Inside both Apple and Google, employees say, the sense of rivalry is intense and a peacemaker is sorely needed. “I’ve never seen anything quite like it in my life,” one Apple employee says. “I’m in so many meetings where so many potshots are taken. It feels weird.”
That last bit, regarding a general belief that Apple is gearing up for war against Google, echoes what I’ve heard lately from several sources who work at Apple. I know that conflict between companies — particularly big companies, and even more particularly big interesting companies like Apple and Google — tends to get played up in the press, often to the point of sensationalism, because conflict is interesting. But I’ve got the growing sense that there’s nothing sensational about it. I think Steve Jobs genuinely sees Google as threatening Apple’s core business. It doesn’t really matter whether he’s right (although the more I consider it, the more I think he is). Jobs believes it, and so Apple is going to war.
Hence the patent suit against HTC. That’s all about Google — about creating a situation where Android is no longer a free operating system for handset makers in the U.S., because the cost of using it is an expensive legal defense against Apple.
Then there are the little things. Last week, for example, Apple hired R.J. Pittman, Google’s director of product management. Apple and Google are big companies with a lot of directors and managers; I very seldom find personnel moves to be newsworthy. But, as Jason Kincaid pointed out:
We’d previously heard that Google and Apple had a gentlemen’s agreement not to poach each other’s employees. Obviously, that’s no longer the case.
I.e. it’s not particularly interesting that Apple hired Pittman, or that Google lost him, but it is interesting that Apple poached a director from Google, period. That didn’t use to happen.
The whole Google-Voice-iPhone-app-rejected-from-the-App-Store thing? The easiest explanation I see now is that Apple declined it out of competitive spite with Google. Apple doesn’t want Google’s “phone stuff” on the iPhone.
Google, clearly, knows what it’s getting into. This story from The Times on Wednesday reports that Google, working with Intel and Sony, is also working on a competitor to Apple TV (and thus the iTunes Store for video). The unofficial partnership Apple and Google forged a decade ago grew during a period when the two companies were focused on very different markets. Now, their sights for the coming decade are on the same markets: mobile computing devices and entertainment. Post-PC computing, if you will.
Further, I suspect that the time for peacemaking is over. The cold war has ended and the shooting war has begun. One can argue about whether the seal was broken by Google with the Nexus One or by Apple with the HTC patent lawsuit, but at this point, it’s on.

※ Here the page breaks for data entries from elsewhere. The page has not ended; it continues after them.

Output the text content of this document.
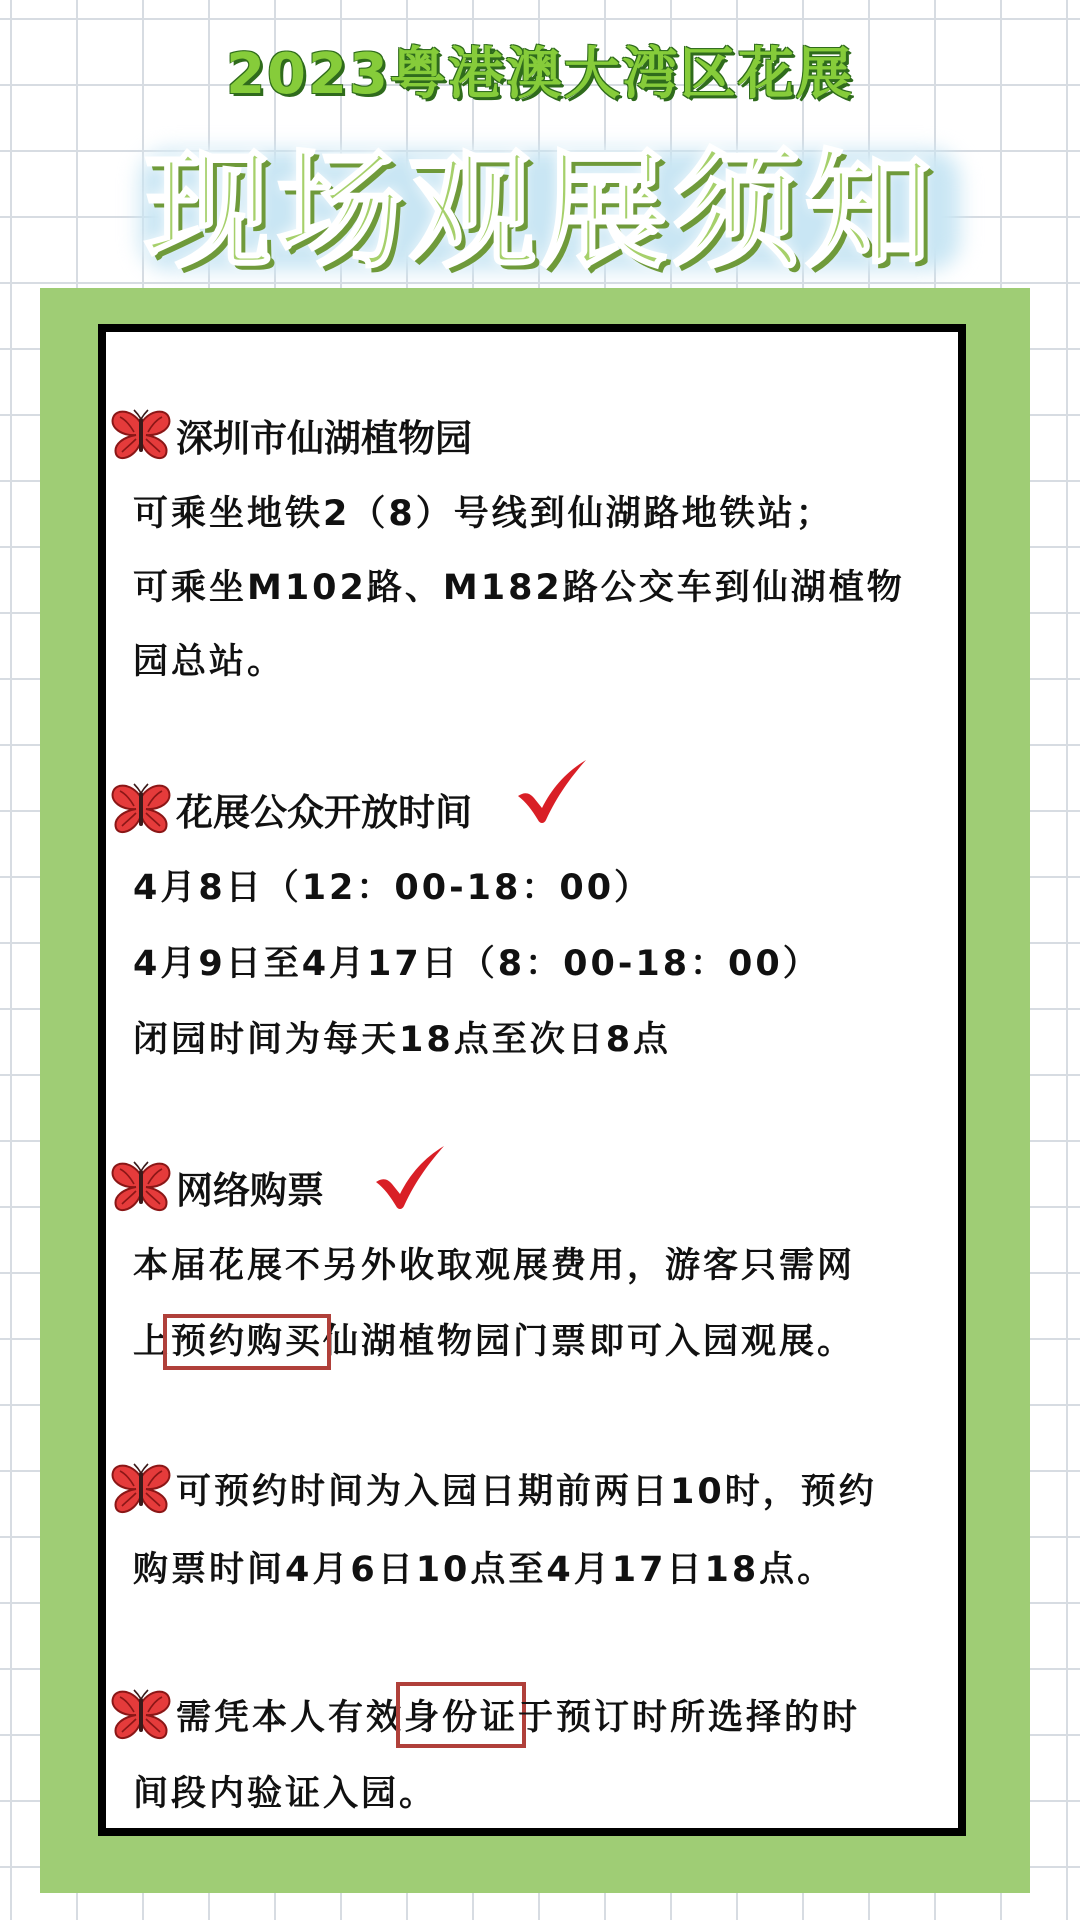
2023粤港澳大湾区花展
现场观展须知
深圳市仙湖植物园
可乘坐地铁2（8）号线到仙湖路地铁站；
可乘坐M102路、M182路公交车到仙湖植物
园总站。
花展公众开放时间
4月8日（12：00-18：00）
4月9日至4月17日（8：00-18：00）
闭园时间为每天18点至次日8点
网络购票
本届花展不另外收取观展费用，游客只需网
上预约购买仙湖植物园门票即可入园观展。
可预约时间为入园日期前两日10时，预约
购票时间4月6日10点至4月17日18点。
需凭本人有效 身份证 于预订时所选择的时
间段内验证入园。
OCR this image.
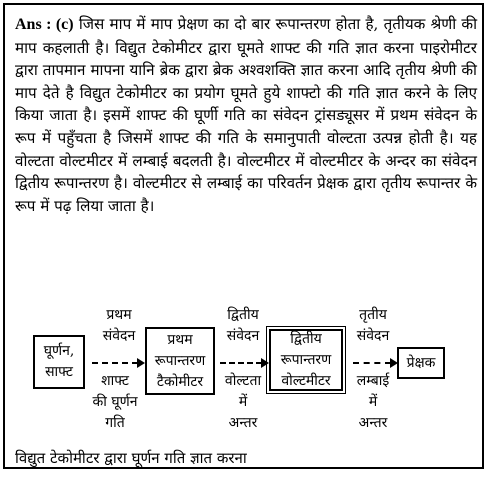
Ans : (c) जिस माप में माप प्रेक्षण का दो बार रूपान्तरण होता है, तृतीयक श्रेणी की माप कहलाती है। विद्युत टेकोमीटर द्वारा घूमते शाफ्ट की गति ज्ञात करना पाइरोमीटर द्वारा तापमान मापना यानि ब्रेक द्वारा ब्रेक अश्वशक्ति ज्ञात करना आदि तृतीय श्रेणी की माप देते है विद्युत टेकोमीटर का प्रयोग घूमते हुये शाफ्टो की गति ज्ञात करने के लिए किया जाता है। इसमें शाफ्ट की घूर्णी गति का संवेदन ट्रांसड्यूसर में प्रथम संवेदन के रूप में पहुँचता है जिसमें शाफ्ट की गति के समानुपाती वोल्टता उत्पन्न होती है। यह वोल्टता वोल्टमीटर में लम्बाई बदलती है। वोल्टमीटर में वोल्टमीटर के अन्दर का संवेदन द्वितीय रूपान्तरण है। वोल्टमीटर से लम्बाई का परिवर्तन प्रेक्षक द्वारा तृतीय रूपान्तर के रूप में पढ़ लिया जाता है।

घूर्णन,
साफ्ट
प्रथम
संवेदन
शाफ्ट
की घूर्णन
गति
प्रथम
रूपान्तरण
टैकोमीटर
द्वितीय
संवेदन
वोल्टता
में
अन्तर
द्वितीय
रूपान्तरण
वोल्टमीटर
तृतीय
संवेदन
लम्बाई
में
अन्तर
प्रेक्षक
विद्युत टेकोमीटर द्वारा घूर्णन गति ज्ञात करना
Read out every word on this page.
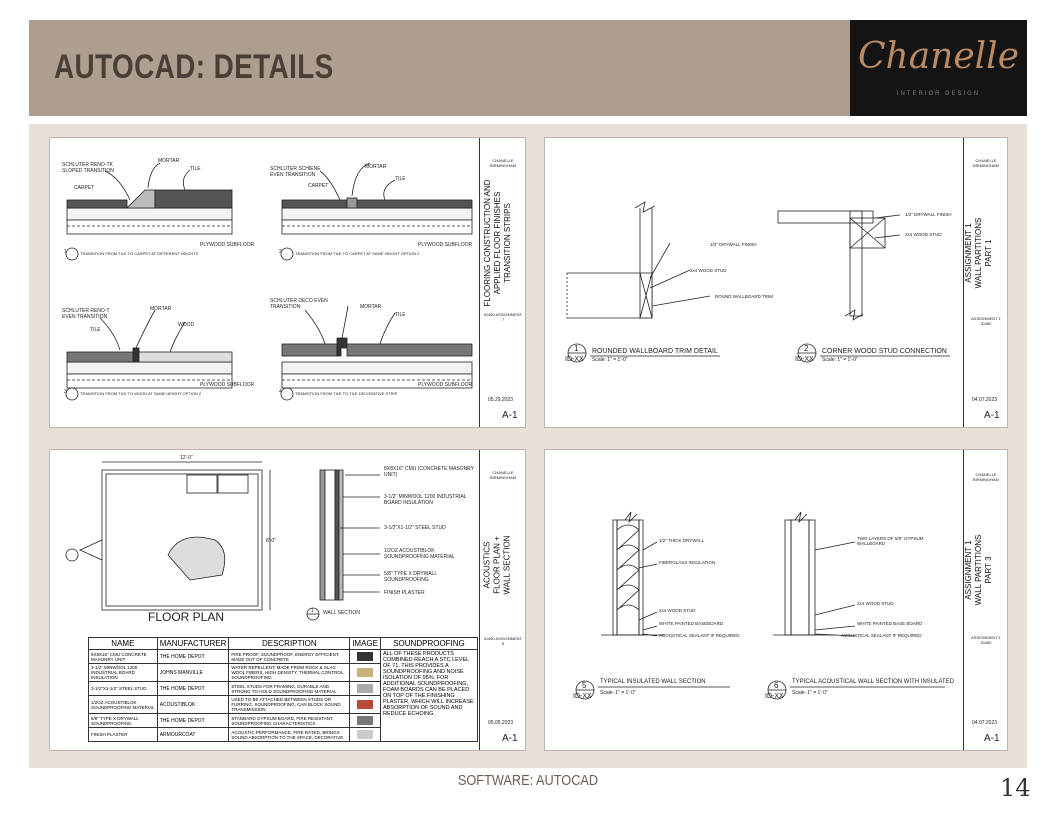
AUTOCAD: DETAILS	Chanelle
INTERIOR DESIGN
SCHLUTER RENO-TK SLOPED TRANSITION
MORTAR
TILE
CARPET
PLYWOOD SUBFLOOR
1	TRANSITION FROM TILE TO CARPET AT DIFFERENT HEIGHTS
SCHLUTER SCHIENE EVEN TRANSITION
MORTAR
TILE
CARPET
PLYWOOD SUBFLOOR
2	TRANSITION FROM TILE TO CARPET AT SAME HEIGHT OPTION 2
SCHLUTER RENO-T EVEN TRANSITION
MORTAR
TILE
WOOD
PLYWOOD SUBFLOOR
3	TRANSITION FROM TILE TO WOOD AT SAME HEIGHT OPTION 2
SCHLUTER DECO EVEN TRANSITION	MORTAR
TILE
PLYWOOD SUBFLOOR
4	TRANSITION FROM TILE TO TILE DECORATIVE STRIP
CHANELLE BIRMINGHAM
FLOORING CONSTRUCTION AND APPLIED FLOOR FINISHES TRANSITION STRIPS
ID450 ASSIGNMENT 7
05.29.2023
A-1
1/2" DRYWALL FINISH
2x4 WOOD STUD
ROUND WALLBOARD TRIM
1/2" DRYWALL FINISH
2x4 WOOD STUD
1
ID-XX
ROUNDED WALLBOARD TRIM DETAIL
Scale: 1" = 1'-0"
2
ID-XX
CORNER WOOD STUD CONNECTION
Scale: 1" = 1'-0"
CHANELLE BIRMINGHAM
ASSIGNMENT 1
WALL PARTITIONS
PART 1
ASSIGNMENT 1 ID450
04.07.2023
A-1
12'-0"
8'-0"
FLOOR PLAN
8X8X16" CMU (CONCRETE MASONRY UNIT)
3-1/2" MINWOOL 1200 INDUSTRIAL BOARD INSULATION
3-1/2"X1-1/2" STEEL STUD
1/2OZ ACOUSTIBLOK SOUNDPROOFING MATERIAL
5/8" TYPE X DRYWALL SOUNDPROOFING
FINISH PLASTER
1 WALL SECTION
NAME	MANUFACTURER	DESCRIPTION	IMAGE	SOUNDPROOFING
8X8X16" CMU CONCRETE MASONRY UNIT	THE HOME DEPOT	FIRE PROOF, SOUNDPROOF, ENERGY EFFICIENT, MADE OUT OF CONCRETE		ALL OF THESE PRODUCTS COMBINED REACH A STC LEVEL OF 71. THIS PROVIDES A SOUNDPROOFING AND NOISE ISOLATION OF 95%. FOR ADDITIONAL SOUNDPROOFING, FOAM BOARDS CAN BE PLACED ON TOP OF THE FINISHING PLASTER, WHICH WILL INCREASE ABSORPTION OF SOUND AND REDUCE ECHOING.
3-1/2" MINWOOL 1200 INDUSTRIAL BOARD INSULATION	JOHNS MANVILLE	WATER REPELLENT, MADE FROM ROCK & SLAG WOOL FIBERS, HIGH DENSITY, THERMAL CONTROL, SOUNDPROOFING		

3-1/2"X1-1/2" STEEL STUD	THE HOME DEPOT	STEEL STUDS FOR FRAMING, DURABLE AND STRONG TO HOLD SOUNDPROOFING MATERIAL		

1/2OZ ACOUSTIBLOK SOUNDPROOFING MATERIAL	ACOUSTIBLOK	USED TO BE ATTACHED BETWEEN STUDS OR FURRING, SOUNDPROOFING, CAN BLOCK SOUND TRANSMISSION		

5/8" TYPE X DRYWALL SOUNDPROOFING	THE HOME DEPOT	STANDARD GYPSUM BOARD, FIRE RESISTANT, SOUNDPROOFING CHARACTERISTICS		

FINISH PLASTER	ARMOURCOAT	ACOUSTIC PERFORMANCE, FIRE RATED, BRINGS SOUND ABSORPTION TO THE SPACE, DECORATIVE		
CHANELLE BIRMINGHAM
ACOUSTICS
FLOOR PLAN +
WALL SECTION
ID450 ASSIGNMENT 8
05.05.2023
A-1
1/2" THICK DRYWALL
FIBERGLASS INSULATION
2x4 WOOD STUD
WHITE PAINTED BASEBOARD
ACOUSTICAL SEALANT IF REQUIRED
TWO LAYERS OF 5/8" GYPSUM WALLBOARD
2x4 WOOD STUD
WHITE PAINTED BASE BOARD
ACOUSTICAL SEALANT IF REQUIRED
5
ID-XX
TYPICAL INSULATED WALL SECTION
Scale: 1" = 1'-0"
6
ID-XX
TYPICAL ACOUSTICAL WALL SECTION WITH INSULATED
Scale: 1" = 1'-0"
CHANELLE BIRMINGHAM
ASSIGNMENT 1
WALL PARTITIONS
PART 3
ASSIGNMENT 1 ID450
04.07.2023
A-1
SOFTWARE: AUTOCAD	14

Apple faces more decisions than Google in such a war, because Apple has products that use Google services; Google doesn’t have products that use Apple services. Those rumors that Safari and/or MobileSafari might switch to Bing as the default search engine? I give more credence to them now. The problems for Apple there are that (a) Microsoft is every bit as hell-bent as Google to take on the iPhone; and (b) Bing, improved though it may be, is not as good a search engine as Google.
I can’t see Apple building its own search engine, but perhaps they really are building their own maps service — hence their purchase of PlaceBase last July.
Perhaps the “war” analogy is stretched. But the situation has gotten past the usual level of competitive vigor. Patent lawsuits are not usual. Poaching employees is not usual. Forcing a mutual advisor like Bill Campbell to choose sides is not usual. Jobs’s widely reported remarks at a company-wide address last month (“Make no mistake, Google wants to kill the iPhone”) are not usual. Eric Schmidt’s dismissal of the iPad as “a large phone” is not usual.
I’m not sure what to expect next, other than for things to get uglier.